A New Creature in Christ
I recently started reading Anna Karenina by Leo Tolstoy, and I was impressed by the description of Konstantin Levin when he returned to his home in the country after his marriage proposal was rejected by Kitty in Moscow. He was at first crushed by the rejection, but as he made the journey back to his own place “he began to see what had happened to him in quite a different light. He felt himself, and did not want to be anyone else. All he wanted now was to be better than before. In the first place he resolved that from that day he would give up hoping for any extraordinary happiness, such as marriage must have given him, and consequently he would not so disdain what he really had…. With a resolute feeling of hope in a new, better life, he reached home.” He was determined to be a better person and planned how he would care for his struggling brother more diligently, give of his possessions to help others, and live with less luxury. After he arrived, though, the doubts set in: “There came over him for an instant a doubt of the possibility of arranging the new life, of which he had been dreaming on the road. All these traces of his life seemed to clutch him, and to say to him: ‘No, you’re not going to get away from us, and you’re not going to be different, but you’re going to be the same as you’ve always been; with doubts, everlasting dissatisfaction with yourself, vain efforts to amend, and falls, and everlasting expectation, of a happiness which you won’t get, and which isn’t possible for you.’” That is certainly what the adversary would always have us believe, that change is not really possible and we can’t overcome weakness and sin and become better through Christ. But the novel continues, “This the things said to him, but another voice in his heart was telling him that he must not fall under the sway of the past, and that one can do anything with oneself.” This is the voice that the Savior would have us listen to. We can break away from past habits and sins, whether small or large, and become “a new creature” in Christ as Paul said (2 Corinthians 5:17). Repentance would not be at the center of the gospel if true change was not possible.
Of course, change is usually hard, and breaking habits and developing new ones usually takes great effort and time. But these words of King Limhi give me hope: “O ye, my people, lift up your heads and be comforted; for behold, the time is at hand, or is not far distant, when we shall no longer be in subjection to our enemies, notwithstanding our many strugglings, which have been in vain; yet I trust there remaineth an effectual struggle to be made.” Despite the fact that they had been defeated by their enemies multiple times, he still believed that they would overcome. The key is in his next words: “Therefore, lift up your heads, and rejoice, and put your trust in God, in that God who was the God of Abraham, and Isaac, and Jacob; and also, that God who brought the children of Israel out of the land of Egypt, and caused that they should walk through the Red Sea on dry ground, and fed them with manna that they might not perish in the wilderness; and many more things did he do for them” (Mosiah 7:18-19).
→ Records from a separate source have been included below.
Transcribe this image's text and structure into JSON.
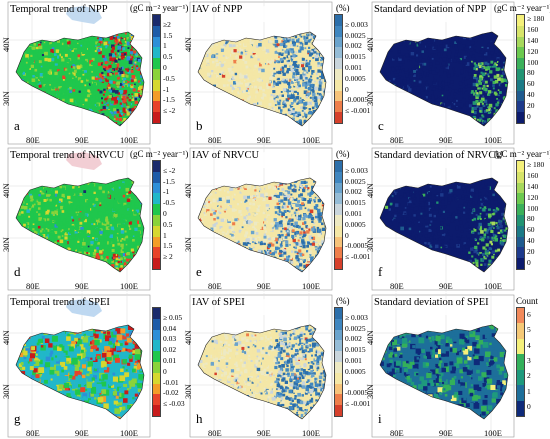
{
  "panels": [
    {
      "id": "a",
      "title": "Temporal trend of NPP",
      "unit": "(gC m⁻² year⁻¹)",
      "letter": "a",
      "lat": [
        "40N",
        "30N"
      ],
      "lon": [
        "80E",
        "90E",
        "100E"
      ],
      "colorbar": {
        "labels": [
          "≥2",
          "1.5",
          "1",
          "0.5",
          "0",
          "-0.5",
          "-1",
          "-1.5",
          "≤ -2"
        ],
        "colors": [
          "#1a2a6c",
          "#1d5ba8",
          "#2d8fd8",
          "#21b7c9",
          "#1fc74d",
          "#8ad33a",
          "#d6d72f",
          "#f39c28",
          "#e8432a",
          "#c81b1b"
        ]
      },
      "map_style": "trend_npp"
    },
    {
      "id": "b",
      "title": "IAV of NPP",
      "unit": "(%)",
      "letter": "b",
      "lat": [
        "40N",
        "30N"
      ],
      "lon": [
        "80E",
        "90E",
        "100E"
      ],
      "colorbar": {
        "labels": [
          "≥ 0.003",
          "0.0025",
          "0.002",
          "0.0015",
          "0.001",
          "0.0005",
          "0",
          "-0.0005",
          "≤ -0.001"
        ],
        "colors": [
          "#2c6faa",
          "#3f86bf",
          "#6aa3cc",
          "#95bcd6",
          "#c9d5dc",
          "#ede9c3",
          "#f4e7a6",
          "#f6c37a",
          "#ee7e4a",
          "#d6402b"
        ]
      },
      "map_style": "iav_npp"
    },
    {
      "id": "c",
      "title": "Standard deviation of NPP",
      "unit": "(gC m⁻² year⁻¹)",
      "letter": "c",
      "lat": [
        "40N",
        "30N"
      ],
      "lon": [
        "80E",
        "90E",
        "100E"
      ],
      "colorbar": {
        "labels": [
          "≥ 180",
          "160",
          "140",
          "120",
          "100",
          "80",
          "60",
          "40",
          "20",
          "0"
        ],
        "colors": [
          "#f4f07a",
          "#d7e46a",
          "#a7d85c",
          "#6cc94f",
          "#3bb05a",
          "#229473",
          "#1b7a86",
          "#1f5b8f",
          "#1d3a8c",
          "#0c1b6d"
        ]
      },
      "map_style": "sd_npp"
    },
    {
      "id": "d",
      "title": "Temporal trend of NRVCU",
      "unit": "(gC m⁻² year⁻¹)",
      "letter": "d",
      "lat": [
        "40N",
        "30N"
      ],
      "lon": [
        "80E",
        "90E",
        "100E"
      ],
      "colorbar": {
        "labels": [
          "≤ -2",
          "-1.5",
          "-1",
          "-0.5",
          "0",
          "0.5",
          "1",
          "1.5",
          "≥ 2"
        ],
        "colors": [
          "#1a2a6c",
          "#1d5ba8",
          "#2d8fd8",
          "#21b7c9",
          "#1fc74d",
          "#8ad33a",
          "#d6d72f",
          "#f39c28",
          "#e8432a",
          "#c81b1b"
        ]
      },
      "map_style": "trend_nrvcu"
    },
    {
      "id": "e",
      "title": "IAV of NRVCU",
      "unit": "(%)",
      "letter": "e",
      "lat": [
        "40N",
        "30N"
      ],
      "lon": [
        "80E",
        "90E",
        "100E"
      ],
      "colorbar": {
        "labels": [
          "≥ 0.003",
          "0.0025",
          "0.002",
          "0.0015",
          "0.001",
          "0.0005",
          "0",
          "-0.0005",
          "≤ -0.001"
        ],
        "colors": [
          "#2c6faa",
          "#3f86bf",
          "#6aa3cc",
          "#95bcd6",
          "#c9d5dc",
          "#ede9c3",
          "#f4e7a6",
          "#f6c37a",
          "#ee7e4a",
          "#d6402b"
        ]
      },
      "map_style": "iav_nrvcu"
    },
    {
      "id": "f",
      "title": "Standard deviation of NRVCU",
      "unit": "(gC m⁻² year⁻¹)",
      "letter": "f",
      "lat": [
        "40N",
        "30N"
      ],
      "lon": [
        "80E",
        "90E",
        "100E"
      ],
      "colorbar": {
        "labels": [
          "≥ 180",
          "160",
          "140",
          "120",
          "100",
          "80",
          "60",
          "40",
          "20",
          "0"
        ],
        "colors": [
          "#f4f07a",
          "#d7e46a",
          "#a7d85c",
          "#6cc94f",
          "#3bb05a",
          "#229473",
          "#1b7a86",
          "#1f5b8f",
          "#1d3a8c",
          "#0c1b6d"
        ]
      },
      "map_style": "sd_nrvcu"
    },
    {
      "id": "g",
      "title": "Temporal trend of SPEI",
      "unit": "",
      "letter": "g",
      "lat": [
        "40N",
        "30N"
      ],
      "lon": [
        "80E",
        "90E",
        "100E"
      ],
      "colorbar": {
        "labels": [
          "≥ 0.05",
          "0.04",
          "0.03",
          "0.02",
          "0.01",
          "0",
          "-0.01",
          "-0.02",
          "≤ -0.03"
        ],
        "colors": [
          "#1a2a6c",
          "#1d5ba8",
          "#2d8fd8",
          "#21b7c9",
          "#1fc74d",
          "#8ad33a",
          "#d6d72f",
          "#f39c28",
          "#e8432a",
          "#c81b1b"
        ]
      },
      "map_style": "trend_spei"
    },
    {
      "id": "h",
      "title": "IAV of SPEI",
      "unit": "(%)",
      "letter": "h",
      "lat": [
        "40N",
        "30N"
      ],
      "lon": [
        "80E",
        "90E",
        "100E"
      ],
      "colorbar": {
        "labels": [
          "≥ 0.003",
          "0.0025",
          "0.002",
          "0.0015",
          "0.001",
          "0.0005",
          "0",
          "-0.0005",
          "≤ -0.001"
        ],
        "colors": [
          "#2c6faa",
          "#3f86bf",
          "#6aa3cc",
          "#95bcd6",
          "#c9d5dc",
          "#ede9c3",
          "#f4e7a6",
          "#f6c37a",
          "#ee7e4a",
          "#d6402b"
        ]
      },
      "map_style": "iav_spei"
    },
    {
      "id": "i",
      "title": "Standard deviation of SPEI",
      "unit": "Count",
      "letter": "i",
      "lat": [
        "40N",
        "30N"
      ],
      "lon": [
        "80E",
        "90E",
        "100E"
      ],
      "colorbar": {
        "labels": [
          "6",
          "5",
          "4",
          "3",
          "2",
          "1",
          "0"
        ],
        "colors": [
          "#f28a5b",
          "#f6c977",
          "#f5f07a",
          "#33b05a",
          "#1e9a7d",
          "#1d6f9a",
          "#0e2a7a"
        ]
      },
      "map_style": "sd_spei"
    }
  ]
}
It is easy to feel that in whatever thing we are struggling with, change and progress are not possible. Many of his people surely felt that things were hopeless because they had tried so hard to be free of the Lamanites but to no avail. But King Limhi encouraged them to trust in God, and the God of Israel who could lead the children of Israel across the Red Sea on dry ground could deliver them from bondage. And He can surely deliver us from our bad habits and sins as we seek to repent and put our trust in Him. We must never lose hope that there is an “effectual struggle” to be made, believing that we “must not fall under the sway of the past, and that one can do anything with oneself.”